Refusal of assisted ventilation by the patient will lead to death from respiratory failure.
In the absence of any curative treatment, what the patient is refusing is support measures that would sustain their life under certain conditions, without halting or improving disease progression, and not without complications.
In these circumstances, dyspnea would not be strictly a refractory symptom, as it would be possible to control it with assisted ventilation. However, this would have to be maintained for the rest of their life, without any hope of improvement in the progression of their disease.
Sedation and harvesting organs
In no case can sedation prior to natural death be considered euthanasia or assisted suicide, as the intention is to alleviate suffering and not to cause death.
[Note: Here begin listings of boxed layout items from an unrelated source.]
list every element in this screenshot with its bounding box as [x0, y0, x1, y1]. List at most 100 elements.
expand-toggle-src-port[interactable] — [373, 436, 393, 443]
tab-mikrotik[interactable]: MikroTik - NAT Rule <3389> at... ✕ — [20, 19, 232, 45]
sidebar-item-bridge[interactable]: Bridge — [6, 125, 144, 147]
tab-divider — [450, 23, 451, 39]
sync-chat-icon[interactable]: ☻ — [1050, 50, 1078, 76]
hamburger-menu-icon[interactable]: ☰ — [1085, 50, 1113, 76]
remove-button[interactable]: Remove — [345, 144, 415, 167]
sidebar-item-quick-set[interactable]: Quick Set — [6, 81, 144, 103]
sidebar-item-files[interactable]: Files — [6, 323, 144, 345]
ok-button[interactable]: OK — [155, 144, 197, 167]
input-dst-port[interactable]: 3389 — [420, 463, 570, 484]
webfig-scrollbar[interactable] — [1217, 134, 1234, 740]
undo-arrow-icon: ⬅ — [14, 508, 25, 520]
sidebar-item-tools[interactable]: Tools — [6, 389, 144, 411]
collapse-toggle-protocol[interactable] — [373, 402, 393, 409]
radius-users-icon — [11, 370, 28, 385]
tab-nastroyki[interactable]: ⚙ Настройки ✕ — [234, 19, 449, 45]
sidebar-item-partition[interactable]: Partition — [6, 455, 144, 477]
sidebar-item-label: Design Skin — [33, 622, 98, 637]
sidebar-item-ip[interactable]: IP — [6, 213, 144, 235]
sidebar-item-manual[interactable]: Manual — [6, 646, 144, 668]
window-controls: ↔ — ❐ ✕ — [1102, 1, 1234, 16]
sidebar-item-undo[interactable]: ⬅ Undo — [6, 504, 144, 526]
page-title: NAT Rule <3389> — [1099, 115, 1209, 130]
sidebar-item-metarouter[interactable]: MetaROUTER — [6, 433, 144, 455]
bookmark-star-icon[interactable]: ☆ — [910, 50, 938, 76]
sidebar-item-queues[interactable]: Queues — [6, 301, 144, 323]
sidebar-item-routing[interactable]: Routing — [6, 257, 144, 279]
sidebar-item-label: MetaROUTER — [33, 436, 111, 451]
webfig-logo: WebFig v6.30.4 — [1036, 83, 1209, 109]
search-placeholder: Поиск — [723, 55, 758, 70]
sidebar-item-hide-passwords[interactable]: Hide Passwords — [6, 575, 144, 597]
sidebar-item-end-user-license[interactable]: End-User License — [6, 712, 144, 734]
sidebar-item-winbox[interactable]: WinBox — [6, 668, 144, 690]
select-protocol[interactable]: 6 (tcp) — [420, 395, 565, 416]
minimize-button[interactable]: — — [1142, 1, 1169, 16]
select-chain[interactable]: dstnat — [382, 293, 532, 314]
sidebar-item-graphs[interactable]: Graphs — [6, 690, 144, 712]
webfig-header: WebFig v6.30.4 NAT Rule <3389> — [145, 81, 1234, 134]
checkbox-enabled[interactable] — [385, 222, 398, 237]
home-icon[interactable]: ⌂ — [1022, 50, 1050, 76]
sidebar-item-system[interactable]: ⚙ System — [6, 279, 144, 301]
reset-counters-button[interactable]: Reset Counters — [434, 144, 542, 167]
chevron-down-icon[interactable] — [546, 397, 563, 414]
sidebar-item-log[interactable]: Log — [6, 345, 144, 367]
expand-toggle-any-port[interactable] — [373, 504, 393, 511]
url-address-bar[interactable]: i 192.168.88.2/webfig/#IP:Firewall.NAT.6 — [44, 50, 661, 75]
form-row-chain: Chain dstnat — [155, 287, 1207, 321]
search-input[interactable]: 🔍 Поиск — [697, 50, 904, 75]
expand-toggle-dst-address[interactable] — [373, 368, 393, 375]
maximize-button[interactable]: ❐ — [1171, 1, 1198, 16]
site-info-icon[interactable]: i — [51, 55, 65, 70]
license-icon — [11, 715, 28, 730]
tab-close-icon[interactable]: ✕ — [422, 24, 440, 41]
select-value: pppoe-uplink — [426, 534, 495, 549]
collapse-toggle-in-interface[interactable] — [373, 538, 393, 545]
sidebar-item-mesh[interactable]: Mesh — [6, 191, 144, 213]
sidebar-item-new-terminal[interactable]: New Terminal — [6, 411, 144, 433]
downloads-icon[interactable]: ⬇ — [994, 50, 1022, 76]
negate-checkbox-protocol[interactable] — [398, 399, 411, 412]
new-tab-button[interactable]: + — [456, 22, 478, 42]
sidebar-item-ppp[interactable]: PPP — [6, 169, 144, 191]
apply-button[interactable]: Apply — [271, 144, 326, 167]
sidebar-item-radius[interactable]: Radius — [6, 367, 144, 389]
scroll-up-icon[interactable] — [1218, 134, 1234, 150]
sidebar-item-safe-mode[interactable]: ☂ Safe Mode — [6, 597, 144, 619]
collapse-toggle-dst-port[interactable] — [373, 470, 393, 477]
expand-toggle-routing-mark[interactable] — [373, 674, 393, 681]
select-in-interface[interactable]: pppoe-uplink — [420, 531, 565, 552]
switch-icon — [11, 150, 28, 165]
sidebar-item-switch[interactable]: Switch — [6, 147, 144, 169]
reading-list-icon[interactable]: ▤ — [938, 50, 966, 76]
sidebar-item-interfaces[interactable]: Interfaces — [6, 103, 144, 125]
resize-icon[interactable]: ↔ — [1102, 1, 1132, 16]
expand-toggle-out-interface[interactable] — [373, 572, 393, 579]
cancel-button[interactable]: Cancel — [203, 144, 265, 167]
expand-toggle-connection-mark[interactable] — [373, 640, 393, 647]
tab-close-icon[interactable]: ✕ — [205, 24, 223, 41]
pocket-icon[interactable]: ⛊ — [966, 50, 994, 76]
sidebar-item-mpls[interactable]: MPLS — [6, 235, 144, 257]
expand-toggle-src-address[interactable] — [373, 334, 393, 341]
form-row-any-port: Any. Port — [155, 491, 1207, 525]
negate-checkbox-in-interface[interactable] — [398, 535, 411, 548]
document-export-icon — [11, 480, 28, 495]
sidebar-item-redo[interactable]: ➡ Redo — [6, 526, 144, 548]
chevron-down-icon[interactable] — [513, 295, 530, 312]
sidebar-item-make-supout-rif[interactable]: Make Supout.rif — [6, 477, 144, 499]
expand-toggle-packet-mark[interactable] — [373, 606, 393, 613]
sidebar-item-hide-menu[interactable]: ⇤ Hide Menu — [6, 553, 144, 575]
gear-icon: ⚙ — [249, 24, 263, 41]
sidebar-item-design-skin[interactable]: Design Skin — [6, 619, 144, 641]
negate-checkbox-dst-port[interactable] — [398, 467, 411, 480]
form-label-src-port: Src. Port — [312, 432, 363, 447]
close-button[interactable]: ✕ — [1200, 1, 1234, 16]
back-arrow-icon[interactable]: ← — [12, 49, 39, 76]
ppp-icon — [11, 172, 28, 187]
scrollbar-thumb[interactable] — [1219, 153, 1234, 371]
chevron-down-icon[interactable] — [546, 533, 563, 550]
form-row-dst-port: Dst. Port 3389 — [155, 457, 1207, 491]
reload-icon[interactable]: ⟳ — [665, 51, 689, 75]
Since some of the organs of ALS patients are suitable for transplantation, it is permissible, if so recorded in their AD document, to remove the organs for that purpose immediately after clinical death.
In summary, in patients with advanced ALS, in whom respiratory distress is already uncontrollable and the only possible option is assisted ventilation, this measure could be rejected, with sedation being established until natural death. Subsequently, after clinical death, there is no ethical objection to the removal of viable organs for transplantation, provided that the patient has been well informed and advised of the consequences of their decision, of alternative measures, and has expressed their desire to donate their viable organs for transplantation. Under these circumstances, this medical approach would have no moral or legal objections.